Cady Vishniac: Dot’s ‘living statue’
Nov. 4, 2010
It’s extremely rare to hear a statue speak, unless that statue happens to be Cady Vishniac, Dorchester’s living statue, who occasionally breaks her silence to play her harmonica or to discourse about her unusual life’s work.
The 24-year-old Ashmont resident supports herself entirely by pursuing the centuries-old art form of standing motionless for hours made up as a statue, a tradition that can be traced back to the ancient Greeks. Tableaux vivants (“living pictures” in French) were a popular form that could be adapted to everything ranging from pious interludes at a medieval Mass to erotic entertainment in music halls during the 19th century. Even as recently as last month, Shaquille O’Neal sat without moving for an hour on a Harvard Square bench, swarmed by mostly male fans who wanted to have their picture taken embracing the newest Celtic.
At 19, Vishniac got into “busking” or street-performing, but when she set her hair aflame working as a fire-eater, a friend introduced her to this less perilous alternative.
“I have been a human statue on and off for about five years now,” Vishniac says. “I’m a little soft-spoken and awkward in person, and mentioning my profession at parties makes people mistake me for someone much more interesting than myself. But with a job like mine, being boring might be the best way to stay sane. I’m proud that I’ve remained grounded despite the nonstop curiosity of strangers.”
You may have spotted Vishniac covered in metallic make up as a witch at last month’s Dorchester Open Studios.
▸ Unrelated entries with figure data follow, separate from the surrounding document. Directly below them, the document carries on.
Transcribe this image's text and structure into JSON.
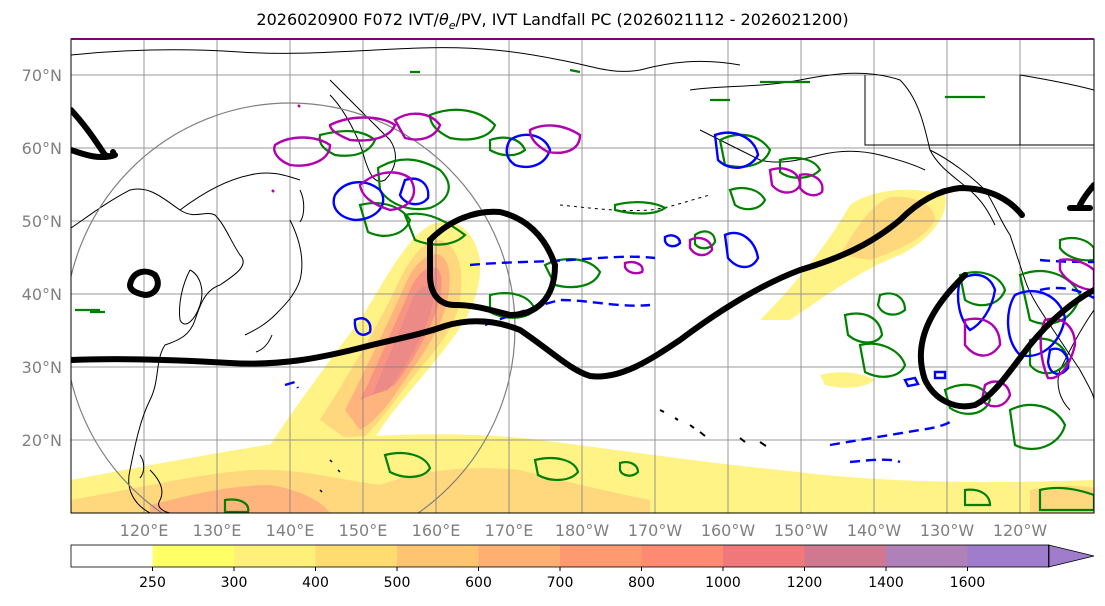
{
  "title": "2026020900 F072 IVT/θe/PV, IVT Landfall PC (2026021112 - 2026021200)",
  "title_parts": {
    "prefix": "2026020900 F072 IVT/",
    "theta": "θ",
    "sub": "e",
    "suffix": "/PV, IVT Landfall PC (2026021112 - 2026021200)"
  },
  "lat_labels": [
    "70°N",
    "60°N",
    "50°N",
    "40°N",
    "30°N",
    "20°N"
  ],
  "lon_labels": [
    "120°E",
    "130°E",
    "140°E",
    "150°E",
    "160°E",
    "170°E",
    "180°W",
    "170°W",
    "160°W",
    "150°W",
    "140°W",
    "130°W",
    "120°W"
  ],
  "colorbar": {
    "ticks": [
      "250",
      "300",
      "400",
      "500",
      "600",
      "700",
      "800",
      "1000",
      "1200",
      "1400",
      "1600"
    ],
    "colors": [
      "#ffffff",
      "#ffff66",
      "#fff07a",
      "#ffdc6f",
      "#ffc46f",
      "#ffb070",
      "#ff9a70",
      "#ff8a72",
      "#f0787a",
      "#d07890",
      "#b080b8",
      "#a07ccc"
    ]
  },
  "map": {
    "lat_range": [
      10,
      75
    ],
    "lon_range": [
      110,
      250
    ],
    "ivt_color_primary": "#ffd966",
    "pv_color": "#008000",
    "theta_pos_color": "#0000ff",
    "theta_neg_color": "#b000b0",
    "landfall_color": "#000000"
  }
}
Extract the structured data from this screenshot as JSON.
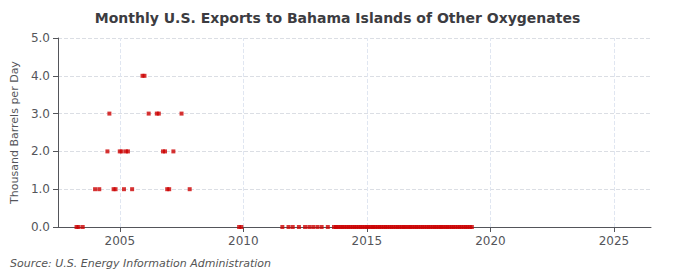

Previous other recent neighborhood appearances include ones at the Irish Heritage Festival in Adams Village, at the Dorchester Day parade even at local birthday parties.
Her work has taken her as far afield as Florida, but lately she’s been taking her still-life act to Provincetown in the summer. Sitting or standing stock-still at the prime location at the corner of Commercial and Ryder streets in P-town, Vishniac each season appears as a different character, like Rosie the Riveter or a hobo that plays her harmonica when tipped.
In fact it was at that busy intersection that Vishniac became embroiled in a squabble with another street performer that landed her on the front page of the Boston Globe – and in federal court.
The Globe began its report, noting “It is a dispute made in kitsch culture heaven: a mime versus an Elvis impersonator.”
For Vishniac the incident was anything but amusing. At her regular spot on July 12, 2009, she was accosted by Raymond Sitar, a 67-year-old retired Connecticut lawyer who decided her time was up and demanded she make way for his Elvis tribute act. Vishniac contends that among other behavior intended to break her concentration and divert tippers to himself, Sitar “snuck up on me while I was working and grabbed my rear end.’’
Accusations and counter accusations kept escalating, with Sitar getting arrested. The former attorney countered with a lawsuit for $100,000 in damages, alleging “libel, slander, and malicious prosecution.”
Today Vishniac tells the Reporter, “So far it’s cost me ten thousand which I don’t think I’ll get back. It’s so sad to me that the courts allow people with law degrees to use the system to do this to people, but I’ve learned a lot from the experience. At first I was crying a lot and having nightmares about spending the rest of my life trying to pay it off or going bankrupt. Now I just focus on my work and my book.”
The book to which she refers is her projected scholarly study of human statues and related art forms, a pursuit that does more than keep her mind off how she could pay $100,000 on a statue’s salary.
She observes, “Within the mind of a successful living statue lies a surprising amount of technical knowledge concerning crowd control, costuming, and makeup, a vast store of experience. It isn’t at all surprising that a statue should write in depth about statues – what’s surprising is that none has done it yet.
“My mission in my research has been largely to preserve for posterity information about the performance art that has been the overriding passion of my adult life, one with which much of European culture has been obsessed for many centuries. I’d like to do justice to the living statue by giving it a history and a context. The end product is not meant to be a definitive study of all things statue by any means, but rather a tentative first step. I’m not the usual kind of scholar – I’ve dropped out of school three times. It’s likely that I won’t get everything right, but I invite people to patch up the holes in my account and build off of my work.”
Meanwhile, look for an even newer statue than the “Sleeping Moon” at the Peabody Square tree lighting ceremony or at Downtown Crossing/Boston Common during the holiday season. Loads of pictures and information about living statues at her website cadyvishniac.com.